As a human, he’d never be allowed to even get close to Prince Hrahez. The only solution is to make a bargain with a demon, and everyone knows what they want. Still, nothing ventured, nothing gained, and he’s got a plan—but it involves tricking a demon. If it doesn’t work, nobody in town would want to be in his shoes.
Renart Walker, reluctant cobbler’s apprentice by trade, is a tad bit obsessed with demons. Which anyone will tell you–demons included–is a very bad idea. But he can’t deny that there is something about the beings that rule humanity that draws him in like none other. When he catches the eye of Prince Hrahez, the demon ruling his city, Renart is totally smitten. Lustfully. Lustfully smitten. The demon doesn’t socialize with humans so Renart is gonna have to get crafty if he wants an invitation to the Prince’s next ball. He will go, though, no matter how many soles he has to sell to get there.
I found this to be a rather interesting fairy-tale story. I liked the plot twists, and Renart was certainly interesting enough. But this story wasn’t very long, and as a consequence we never really get a chance to know Hrahez. I think that makes it a bit harder to understand the attraction the demon might have for Renart. Renart’s attraction to demons of all kinds is pretty obvious from the beginning, but we don’t ever really get to know what Hrahez thinks about all this.

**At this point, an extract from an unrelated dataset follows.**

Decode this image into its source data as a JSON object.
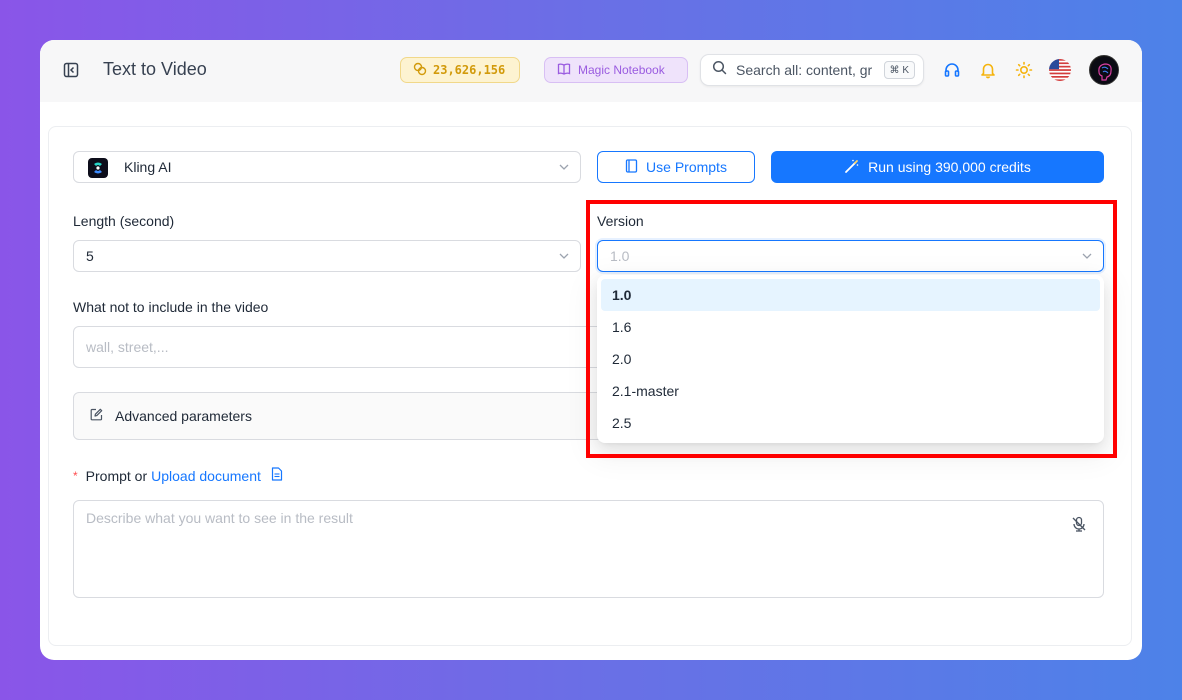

I do really liked the demon aspect of this book, though. They have a really nice edge to them and that is something I can appreciate. I also liked the fairy-tale feel to this story. I’m not exactly sure if it was based on any one fairy-tale, but it certainly has all the classic elements.
I am just a bit uneasy about some of the things Renart went thru at the end of the story. On one had, hell-ya, these ain’t no fluffy demons and if you want them you better be prepared to pay up. It also ties in nicely with the fairy-tale requirement of tests and earning HEAs. On the other hand…not exactly sure I’m all that comfortable with the whole “you must grievously injure yourself in order to be worthy of my love” idea. I get that fairy-tales and such rarely are as fluffy as we want children to believe…but it still make me a bit uncomfortable.